The cause of this issue is that on NSX-T, the edge cluster node fails to function. Specifically, you will see the message, “Insufficient resources to allocate in edge cluster”. This causes the degradation of underlying transport nodes, resulting in the failure to create the Tier-1 (T1) router during PKS cluster creation.

Resolution

To debug a cluster creation failure, use BOSH to inspect the cluster jobs Virtual Machines (VMs) for failures. More specifically, inspect the Master and the Work nodes for failures.

1. Use the bosh vms command to list all of the PKS cluster VMs and check if any of the VMs are in a failing state.

ubuntu@opsmgr-customer0-io:~$ BOSH_CLIENT=ops_manager BOSH_CLIENT_SECRET=eh-########-QvCNwE####g6EWXU BOSH_CA_CERT=/var/tempest/workspaces/default/root_ca_certificate BOSH_ENVIRONMENT=192.###.###.11 bosh vms

Note: Observe that the Master VM should be in failing state in this case.

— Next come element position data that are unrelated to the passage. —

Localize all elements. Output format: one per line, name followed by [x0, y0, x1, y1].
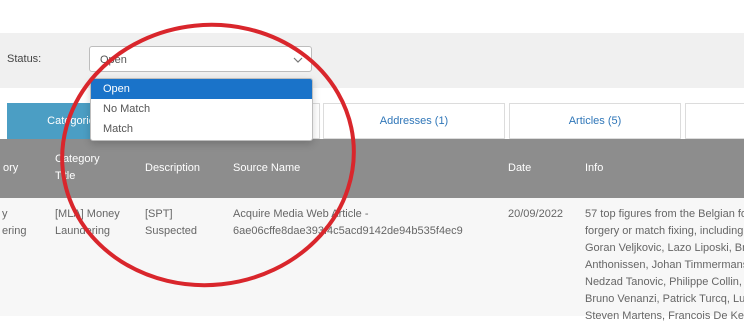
tab-addresses[interactable]: Addresses (1): [323, 103, 505, 139]
table-row: y ering [MLA] Money Laundering [SPT] Sus…: [0, 198, 744, 322]
status-option-match[interactable]: Match: [91, 119, 312, 139]
cell-description-line2: Suspected: [145, 225, 197, 237]
header-category: ory: [3, 162, 19, 174]
header-date: Date: [508, 162, 532, 174]
cell-category-title-line1: [MLA] Money: [55, 208, 120, 220]
header-info: Info: [585, 162, 604, 174]
chevron-down-icon: [293, 57, 303, 63]
tab-more[interactable]: [685, 103, 744, 139]
status-label: Status:: [7, 53, 42, 65]
status-selected-value: Open: [100, 54, 127, 66]
cell-info-line: Steven Martens, Francois De Kee: [585, 310, 744, 322]
cell-source-name-line2[interactable]: 6ae06cffe8dae393f4c5acd9142de94b535f4ec9: [233, 223, 463, 240]
cell-description-line1: [SPT]: [145, 208, 173, 220]
cell-category-line2: ering: [2, 225, 27, 237]
status-select[interactable]: Open: [89, 46, 312, 72]
cell-info-line: forgery or match fixing, including: [585, 225, 744, 237]
cell-date: 20/09/2022: [508, 208, 564, 220]
cell-info-line: 57 top figures from the Belgian fo: [585, 208, 744, 220]
status-option-open[interactable]: Open: [91, 79, 312, 99]
status-dropdown-list: Open No Match Match: [90, 78, 313, 141]
table-header: ory Category Title Description Source Na…: [0, 139, 744, 198]
cell-info-line: Anthonissen, Johan Timmermans: [585, 259, 744, 271]
cell-info-line: Bruno Venanzi, Patrick Turcq, Luc: [585, 293, 744, 305]
header-category-title-line2: Title: [55, 170, 76, 182]
status-option-no-match[interactable]: No Match: [91, 99, 312, 119]
cell-info-line: Nedzad Tanovic, Philippe Collin,: [585, 276, 742, 288]
cell-info-line: Goran Veljkovic, Lazo Liposki, Bra: [585, 242, 744, 254]
header-source-name: Source Name: [233, 162, 301, 174]
tab-articles[interactable]: Articles (5): [509, 103, 681, 139]
header-category-title-line1: Category: [55, 153, 100, 165]
cell-source-name-line1[interactable]: Acquire Media Web Article -: [233, 206, 369, 223]
cell-category-line1: y: [2, 208, 8, 220]
header-description: Description: [145, 162, 201, 174]
cell-category-title-line2: Laundering: [55, 225, 111, 237]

2. SSH into the Master VM (which is failing in this case) using the bosh ssh command.

BOSH_CLIENT=ops_manager BOSH_CLIENT_SECRET=eh-########-QvCNwE####g6EWXU  BOSH_CA_CERT=/var/tempest/workspaces/default/root_ca_certificate BOSH_ENVIRONMENT=192.###.###.11 bosh -d service-instance_6675c28d-09f4-467d-8583-75e9b9d8a448 ssh  master/206b453e-1869-4961-972a-27b53a3f763a

3. Change to /var/vcap/sys/log/pks-nsx-t-prepare-master-vm and inspect the pre-start.stderr.log. Observe the following message:

time="2019-01-15T02:54:21Z" level=error msg="Failed to createT1Router: &{ManagedResource:{RevisionedResource:{Resource:{Links:[] Schema: Self:<nil>} Revision:<nil>} CreateTime:0 CreateUser: LastModifiedTime:0 LastModifiedUser: SystemOwned:<nil> Description: DisplayName:lb-pks-6675c28d-09f4-467d-8583-75e9b9d8a448-cluster-router ID: ResourceType: Tags:[0xc4203aa6e0]} AdvancedConfig:<nil> AllocationProfile:0xc42007a168 EdgeClusterID:c3c8dc3a-8794-4bee-a700-f35d0faa3adc EdgeClusterMemberIndices:[] FailoverMode: FirewallSections:[] HighAvailabilityMode:ACTIVE_STANDBY PreferredEdgeClusterMemberIndex:<nil> RouterType:0xc42040c940}" pks-networking=networkManager

Error: [POST /logical-routers][400] createLogicalRouterBadRequest  &{RelatedAPIError:{Details: ErrorCode:10087 ErrorData:<nil> ErrorMessage:[Routing] Insufficient resources to allocate in edge cluster EdgeCluster/c3c8dc3a-8794-4bee-a700-f35d0faa3adc and pool FORWARDING_POOL for context LogicalRouter/7ed59486-9e4e-4724-8214-ffd8092b6165. ModuleName:ROUTING} RelatedErrors:[]}

Note: As seen above, cluster creation fails to create the T1 router and produces the message "insufficient resources to allocate in edge cluster".

The resolution to this issue is to replace one of the failing edge cluster nodes with a new edge cluster node with bigger capacity. In this case, we deployed a large edge cluster node to add capacity.